Kind of early? As you can see on the chart nearby QE1 began in 2009 and QE2 in 2010. Three and four years later Bernanke still thinks it’s too early to assess effectiveness? Perhaps after he leaves the Fed and returns to the protected citadel of academia it will be time to assess his tenure as Fed Chairman. Until then, Bernanke prefers we not judge his schemes.
Let’s look at the effectiveness. The Fed has a dual mandate to foster employment and to keep inflation low, Bernanke has made that quite clear. Since QE began, average annualized inflation has been 2.01%, right on the Fed’s target. But five years after employment began to collapse at the beginning of 2008, and four years after the beginning of QE1, employment is still 4 million jobs below its prerecession high. And every year more students have graduated looking for work, and more baby boomers have decided not to retire because they can’t afford to. If, after four years, QE hasn’t created jobs, why would it be effective today?
But rather than admit defeat, the Fed is prepared to push on with QE until it appears to work. We say “appears” because eventually the economy will mend itself.
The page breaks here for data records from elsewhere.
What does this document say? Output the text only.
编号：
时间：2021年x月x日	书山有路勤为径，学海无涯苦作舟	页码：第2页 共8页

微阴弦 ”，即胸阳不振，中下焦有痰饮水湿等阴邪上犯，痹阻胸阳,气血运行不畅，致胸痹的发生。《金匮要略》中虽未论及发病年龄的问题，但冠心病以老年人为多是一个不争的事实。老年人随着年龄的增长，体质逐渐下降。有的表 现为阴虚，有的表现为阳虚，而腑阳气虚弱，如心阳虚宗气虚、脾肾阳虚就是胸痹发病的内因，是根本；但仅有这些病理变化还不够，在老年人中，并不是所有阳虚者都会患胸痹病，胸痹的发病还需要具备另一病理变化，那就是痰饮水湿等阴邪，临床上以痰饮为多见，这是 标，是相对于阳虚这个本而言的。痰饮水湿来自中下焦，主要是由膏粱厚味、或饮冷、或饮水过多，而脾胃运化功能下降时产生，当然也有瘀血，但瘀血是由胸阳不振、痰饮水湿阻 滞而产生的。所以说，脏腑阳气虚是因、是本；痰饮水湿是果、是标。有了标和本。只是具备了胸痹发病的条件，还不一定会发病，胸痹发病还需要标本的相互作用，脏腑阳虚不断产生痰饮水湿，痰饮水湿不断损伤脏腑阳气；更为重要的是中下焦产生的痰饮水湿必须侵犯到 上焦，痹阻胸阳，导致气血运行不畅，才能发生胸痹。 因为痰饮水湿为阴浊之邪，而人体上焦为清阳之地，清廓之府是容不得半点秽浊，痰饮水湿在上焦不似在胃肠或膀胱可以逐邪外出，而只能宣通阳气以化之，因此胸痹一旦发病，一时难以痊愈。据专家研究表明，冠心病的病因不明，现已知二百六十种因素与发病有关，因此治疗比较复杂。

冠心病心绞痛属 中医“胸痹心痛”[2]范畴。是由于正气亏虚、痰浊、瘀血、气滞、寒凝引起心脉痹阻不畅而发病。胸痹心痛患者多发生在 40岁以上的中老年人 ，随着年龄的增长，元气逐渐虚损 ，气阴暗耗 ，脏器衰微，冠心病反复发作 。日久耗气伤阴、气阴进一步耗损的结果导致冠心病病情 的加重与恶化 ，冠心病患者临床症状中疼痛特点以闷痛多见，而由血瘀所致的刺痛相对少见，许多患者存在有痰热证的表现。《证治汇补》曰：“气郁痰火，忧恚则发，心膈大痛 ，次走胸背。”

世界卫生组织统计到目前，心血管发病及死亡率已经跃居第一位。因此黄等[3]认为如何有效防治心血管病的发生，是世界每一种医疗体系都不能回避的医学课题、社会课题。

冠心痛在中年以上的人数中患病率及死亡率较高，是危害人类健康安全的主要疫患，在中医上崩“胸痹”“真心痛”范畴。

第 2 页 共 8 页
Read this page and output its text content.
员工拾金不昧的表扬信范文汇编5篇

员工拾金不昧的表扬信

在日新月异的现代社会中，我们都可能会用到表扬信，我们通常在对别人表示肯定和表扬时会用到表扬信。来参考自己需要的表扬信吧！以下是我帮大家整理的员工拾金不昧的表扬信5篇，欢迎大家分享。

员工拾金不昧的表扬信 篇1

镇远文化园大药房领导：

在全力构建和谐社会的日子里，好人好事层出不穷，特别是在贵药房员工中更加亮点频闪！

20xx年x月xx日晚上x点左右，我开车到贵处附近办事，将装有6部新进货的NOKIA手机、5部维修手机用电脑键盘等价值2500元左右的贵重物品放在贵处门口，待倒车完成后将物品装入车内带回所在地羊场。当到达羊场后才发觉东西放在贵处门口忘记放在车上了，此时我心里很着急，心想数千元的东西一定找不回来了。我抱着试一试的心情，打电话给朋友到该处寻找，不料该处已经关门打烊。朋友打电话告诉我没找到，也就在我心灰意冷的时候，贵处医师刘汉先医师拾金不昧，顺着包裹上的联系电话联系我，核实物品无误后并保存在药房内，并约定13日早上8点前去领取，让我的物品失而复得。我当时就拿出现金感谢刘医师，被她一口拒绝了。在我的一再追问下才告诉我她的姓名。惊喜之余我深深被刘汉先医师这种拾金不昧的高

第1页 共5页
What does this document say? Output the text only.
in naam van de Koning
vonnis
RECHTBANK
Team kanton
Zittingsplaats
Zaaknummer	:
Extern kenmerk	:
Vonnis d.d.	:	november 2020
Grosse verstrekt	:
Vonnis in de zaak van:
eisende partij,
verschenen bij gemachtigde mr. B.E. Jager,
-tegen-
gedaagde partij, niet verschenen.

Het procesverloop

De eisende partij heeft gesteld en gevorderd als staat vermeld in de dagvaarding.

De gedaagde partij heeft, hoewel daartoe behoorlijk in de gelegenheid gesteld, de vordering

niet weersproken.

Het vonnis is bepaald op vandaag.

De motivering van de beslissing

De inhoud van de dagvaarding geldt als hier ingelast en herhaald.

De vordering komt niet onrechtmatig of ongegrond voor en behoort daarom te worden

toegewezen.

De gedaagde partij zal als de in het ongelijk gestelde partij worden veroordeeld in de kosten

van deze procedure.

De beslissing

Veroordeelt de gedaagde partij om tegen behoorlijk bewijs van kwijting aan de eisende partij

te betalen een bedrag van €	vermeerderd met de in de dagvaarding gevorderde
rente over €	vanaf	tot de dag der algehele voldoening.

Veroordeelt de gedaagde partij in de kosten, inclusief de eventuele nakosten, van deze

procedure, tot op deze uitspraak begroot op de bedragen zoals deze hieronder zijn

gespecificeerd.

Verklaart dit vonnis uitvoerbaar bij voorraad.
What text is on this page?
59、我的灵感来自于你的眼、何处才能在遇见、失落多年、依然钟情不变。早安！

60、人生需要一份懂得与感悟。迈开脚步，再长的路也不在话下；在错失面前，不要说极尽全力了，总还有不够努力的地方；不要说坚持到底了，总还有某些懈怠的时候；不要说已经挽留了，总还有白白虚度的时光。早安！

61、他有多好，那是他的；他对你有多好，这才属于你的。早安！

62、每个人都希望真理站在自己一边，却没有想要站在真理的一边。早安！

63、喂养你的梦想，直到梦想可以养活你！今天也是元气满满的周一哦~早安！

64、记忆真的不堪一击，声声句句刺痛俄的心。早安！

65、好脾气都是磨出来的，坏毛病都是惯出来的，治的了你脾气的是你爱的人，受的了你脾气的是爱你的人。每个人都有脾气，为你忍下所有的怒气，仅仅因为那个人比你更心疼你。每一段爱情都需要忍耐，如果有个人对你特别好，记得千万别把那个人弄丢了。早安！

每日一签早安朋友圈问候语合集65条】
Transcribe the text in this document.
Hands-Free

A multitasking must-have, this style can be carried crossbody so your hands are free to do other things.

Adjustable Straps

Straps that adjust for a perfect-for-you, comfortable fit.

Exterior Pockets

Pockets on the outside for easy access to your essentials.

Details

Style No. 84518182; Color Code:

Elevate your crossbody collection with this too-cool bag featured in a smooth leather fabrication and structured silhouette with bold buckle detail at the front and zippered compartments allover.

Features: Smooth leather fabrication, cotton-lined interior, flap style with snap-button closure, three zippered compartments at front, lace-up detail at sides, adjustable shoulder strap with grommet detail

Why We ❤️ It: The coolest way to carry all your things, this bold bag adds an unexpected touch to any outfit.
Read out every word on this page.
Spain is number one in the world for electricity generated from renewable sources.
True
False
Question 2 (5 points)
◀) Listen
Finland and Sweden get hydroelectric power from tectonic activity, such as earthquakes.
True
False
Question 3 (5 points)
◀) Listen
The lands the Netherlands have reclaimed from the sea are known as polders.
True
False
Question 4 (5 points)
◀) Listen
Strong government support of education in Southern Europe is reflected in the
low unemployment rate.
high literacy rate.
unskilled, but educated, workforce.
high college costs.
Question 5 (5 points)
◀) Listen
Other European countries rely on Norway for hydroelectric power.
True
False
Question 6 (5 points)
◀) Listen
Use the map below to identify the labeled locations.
That’s what markets do. At that point, more than four years too late, the Fed is sure to take credit for the smashing recovery it has engineered. Chicago Fed President Charles Evans laid out just this scenario for anyone who was listening on Sunday. He said only “substantial improvement” in labor markets would be enough for the Fed to consider ending QE. The necessary conditions would be “on the order of 1 million to 1.5 million jobs over the next six months to a year. That would be indicative that we could stop.” So once the economy shows improvement, the Fed will declare victory without acknowledging its multi-year failure to encourage growth by money printing.
In the last four and half years the Federal Reserve has unleashed the most aggressive monetary policy in the country’s history without a clue as to what to expect. The strategy for the Fed was, “Ready, fire, aim!” Without a shred of evidence that QE has helped to put people back to work in four years, the Fed presses onward with the same policy. More of the same will surely work this time, right?